The only problem with the Mission Impossible films is that they form a film franchise which has never felt like a series. Attempts to link the plots from film to film seem arbitrary at best, with hardly any supporting characters returning for a second go. There is an attempt here to include the break-down of Hunt’s marriage to the woman he was with in the previous film, yet attempts to play this storyline as the film’s emotional core falter when we consider that she appeared in Mission Impossible III for approximately 14 seconds and contributed the square root of fuck all to the plot.
The Mission Impossible franchise, therefore, relies on Cruise’s star power and charisma to tie the four films together, yet Ethan Hunt has never been a character best suited to expressing Cruise’s qualities.

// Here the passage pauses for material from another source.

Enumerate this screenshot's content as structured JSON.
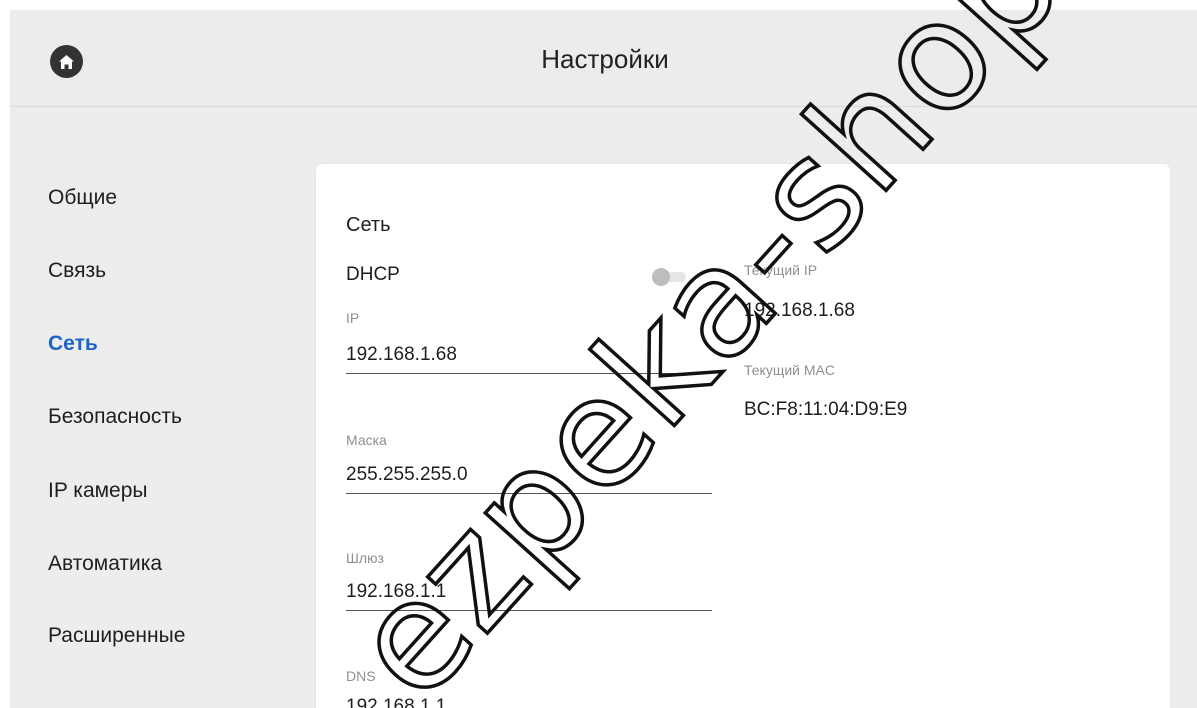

He is just a tad uninteresting, full of athletic prowess and bags of intelligence but lacking in a bit of the old James Bond charm. It would have been beneficial throughout the franchise to have a group of supporting characters capable of adding a bit of colour to the film, and the good news is it seems that team may have finally been assembled.
As the chief analyst with a secret, Brandt, Jeremy Renner not only keeps up with Cruise in the ass-kicking department but adds a few one liners to the routine. Simon Pegg’s Benji supplies the occasionally over-the-top comic relief which nevertheless provides the majority of the film’s laughs. Paula Patton’s Jane…has nice boobs. If this team had been assembled earlier on in the series it could have led to a more sequential run of films, whether it is too late to rescue Mission Impossible as a franchise remains to be seen.
Mission Impossible: Ghost Protocol could either prove to be the final hurrah for Ethan Hunt or the boot up the arse that the series needed. Either way it proves ultimately successful. The plot may be silly, but this is good old fashioned, leave your brain at the door and your jaw on the floor blockbuster entertainment. I highly recommend going the whole hog and seeing the film in IMAX, not only to further enjoy the adrenaline pumping stunt work (and Paula Patton’s boobs) but you may be lucky enough to live near one of the cinemas offering the six minute prequel to The Dark Knight Rises. Now there’s a film series.